The 2015.06-rc1 release is available on GitHub.
It has taken a little longer than we hoped for this rc1 release, but there are some pretty fun and interesting updates included:
- A redesign of the NIOS II [1] code running on the FPGA
- An overall speed increase in retuning the LMS6002D
- Scheduled retune operations – tuning at a specified timestamp counter value
- “Quick retune” functionality – quickly restore previously identified tuning parameters
Be sure to check out the updated API docs for more details on the new frequency tuning options and improvements.
Over the summer, keep an eye on the nuand-papers repository, where we’ll be looking to upload documents associated with items we’re working on adding to the bladeRF examples directory. Currently, a draft of a paper on the design and implementation of an FRS transceiver using GNU Radio and the bladeRF is posted. We know some solid examples (beyond the simple test programs) are long overdue, and would appreciate any feedback, ideas, patches, or submissions to help move those along.
[1] The NIOS II is a soft-core processor running on the bladeRF’s FPGA. It’s used as a simple means to configure/control both peripherals on the bladeRF and modules in the FPGA’s programmable fabric.
NIOS II Code Redesign
A few months ago, Cameron Karlsson announced on our IRC channel (#bladeRF on Freenode) that he had redesigned the bladeRF NIOS II code for improved extensibility and readability.
Previously, the NIOS II code had used a single message format for communicating host to FPGA requests for control operations, such as accessing 8-bit LMS6002D and Si5338 registers. As other functionality was added, fitting 32 and 64-bit accesses into an interface designed for 8-bit register accesses became rather messy. Furthermore, there were a very limited number of ID bits to denote the target device to access. This did not leave much room for users to customize and expand on this code.

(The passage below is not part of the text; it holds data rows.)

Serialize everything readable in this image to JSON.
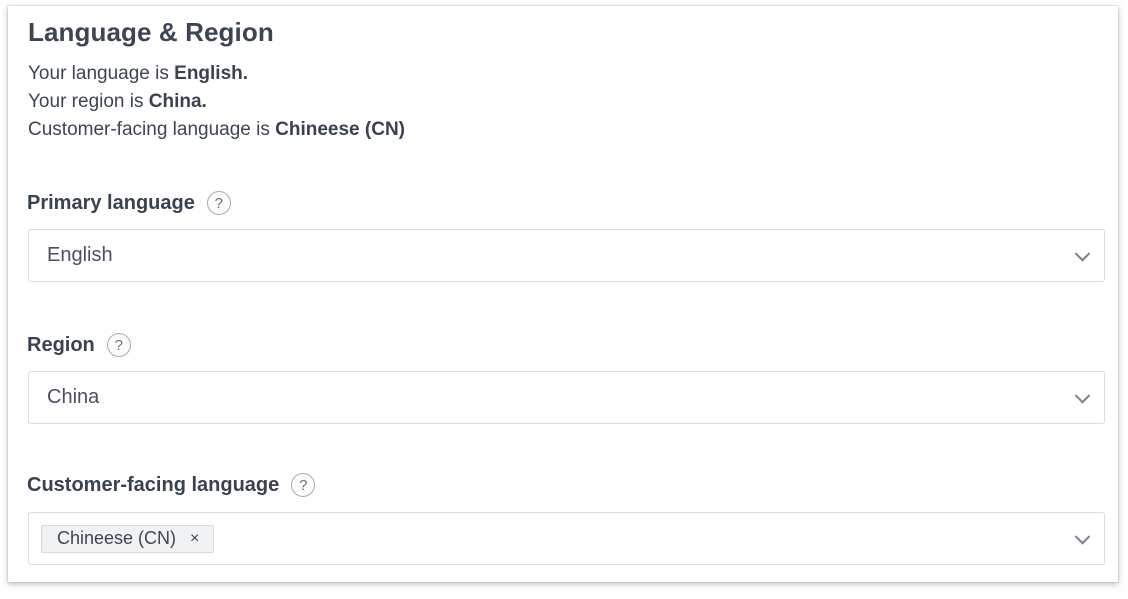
{
  "section": {
    "title": "Language & Region"
  },
  "summary": {
    "language_prefix": "Your language is ",
    "language_value": "English.",
    "region_prefix": "Your region is ",
    "region_value": "China.",
    "customer_prefix": "Customer-facing language is ",
    "customer_value": "Chineese (CN)"
  },
  "fields": {
    "primary_language": {
      "label": "Primary language",
      "help": "?",
      "value": "English"
    },
    "region": {
      "label": "Region",
      "help": "?",
      "value": "China"
    },
    "customer_language": {
      "label": "Customer-facing language",
      "help": "?",
      "tags": [
        "Chineese (CN)"
      ],
      "remove_glyph": "×"
    }
  },
  "icons": {
    "help": "question-circle-icon",
    "dropdown": "chevron-down-icon",
    "remove": "close-icon"
  }
}
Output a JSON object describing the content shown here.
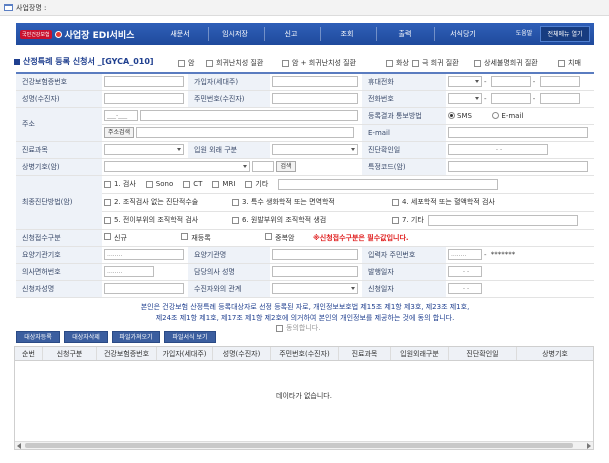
{
  "titlebar": {
    "text": "사업장명 :"
  },
  "header": {
    "logo_small": "국민건강보험",
    "logo_title": "사업장 EDI서비스",
    "menu": [
      "새문서",
      "임시저장",
      "신고",
      "조회",
      "출력",
      "서식당기"
    ],
    "help": "도움말",
    "all_menu": "전체메뉴 열기"
  },
  "form": {
    "title": "산정특례 등록 신청서 _[GYCA_010]",
    "disease_checks": [
      "암",
      "희귀난치성 질환",
      "암 + 희귀난치성 질환",
      "화상",
      "극 희귀 질환",
      "상세불명희귀 질환",
      "치매"
    ],
    "labels": {
      "insurance_no": "건강보험증번호",
      "householder": "가입자(세대주)",
      "mobile": "휴대전화",
      "name": "성명(수진자)",
      "rrn": "주민번호(수진자)",
      "phone": "전화번호",
      "address": "주소",
      "notify": "등록결과 통보방법",
      "email": "E-mail",
      "dept": "진료과목",
      "inout": "입원 외래 구분",
      "diag_date": "진단확인일",
      "disease_code": "상병기호(암)",
      "special_code": "특정코드(암)",
      "final_diag": "최종진단방법(암)",
      "apply_type": "신청접수구분",
      "institution": "요양기관기호",
      "institution_name": "요양기관명",
      "input_rrn": "입력자 주민번호",
      "doctor_license": "의사면허번호",
      "doctor_name": "담당의사 성명",
      "issue_date": "발행일자",
      "applicant": "신청자성명",
      "relation": "수진자와의 관계",
      "apply_date": "신청일자"
    },
    "address_btn": "주소검색",
    "zip_placeholder": "___-___",
    "notify_sms": "SMS",
    "notify_email": "E-mail",
    "search_btn": "검색",
    "date_placeholder": "- -",
    "exam_options": [
      "1. 검사",
      "Sono",
      "CT",
      "MRI",
      "기타",
      "2. 조직검사 없는 진단적수술",
      "3. 특수 생화학적 또는 면역학적",
      "4. 세포학적 또는 혈액학적 검사",
      "5. 전이부위의 조직학적 검사",
      "6. 원발부위의 조직학적 생검",
      "7. 기타"
    ],
    "apply_new": "신규",
    "apply_re": "재등록",
    "apply_dup": "중복암",
    "apply_required": "※신청접수구분은 필수값입니다.",
    "masked_rrn": "*******",
    "placeholder_dots": "........"
  },
  "notice": {
    "line1": "본인은 건강보험 산정특례 등록대상자로 선정 등록된 자로, 개인정보보호법 제15조 제1항 제3호, 제23조 제1호,",
    "line2": "제24조 제1항 제1호, 제17조 제1항 제2호에 의거하여 본인의 개인정보를 제공하는 것에 동의 합니다.",
    "agree": "동의합니다."
  },
  "buttons": [
    "대상자등록",
    "대상자삭제",
    "파일가져오기",
    "파일서식 보기"
  ],
  "grid": {
    "columns": [
      "순번",
      "신청구분",
      "건강보험증번호",
      "가입자(세대주)",
      "성명(수진자)",
      "주민번호(수진자)",
      "진료과목",
      "입원외래구분",
      "진단확인일",
      "상병기호"
    ],
    "empty": "데이타가 없습니다."
  },
  "colors": {
    "header_blue": "#2f5fb8",
    "accent_red": "#e02020",
    "title_blue": "#1f3f8f"
  }
}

Cameron proposed and implemented lots of cleanup, which provided us with a vast amount of excellent feedback. Cameron also introduced the notion of having different “state machine” implementations that could handle different message formats. This would allow contributors to more easily introduce new functionality with its own message format. While the proposed abstractions made the code much easier to grok, we did see some slowdown in the time needed to complete register accesses.
After reviewing and benchmarking his code, we bounced some additional ideas around with Cameron for another iteration over the proposed changes. We then set to work on the design included in this release. You can find an overview of the new NIOS II code in the updated README.md
We further expanded Cameron’s state machine idea into a “packet handler” interface that provides the ability to: handle a request, provide a response, and queue up deferred work. We then migrated all of the existing requests to the packet formats listed in the aforementioned README. Compatibility with the previous message structure has been maintained though a nios_pkt_legacy format, which ensures older libbladeRF versions continue to operate with newer FPGAs.
As we’ll see below, the notion of “deferred work” was driven by the desire to be able to schedule retune operations. In order to support deferred work, the polling UART peripheral used by the NIOS II was replaced with a custom interrupt-driven “command UART.” This implementation takes care of queuing up an entire request (dropping those with invalid “magic” byte values) before alerting the NIOS II code to the presence of a new request. This frees up the code to iterate over the packet handlers and perform any deferred work because it’s no longer polling the UART for every single byte of the request.
The new packet formats are designed to have a fixed length and many of them only use a subset of the 16-bytes (required for the FX3 UART DMA transfer). Therefore, a future optimization we could make is to fire the “request available” interrupt when the necessary subset of bytes for a particular packet are received. This would allow us to begin handling the request and even sending back the response before reception of all 16 bytes completes. (Patches welcome! 😀)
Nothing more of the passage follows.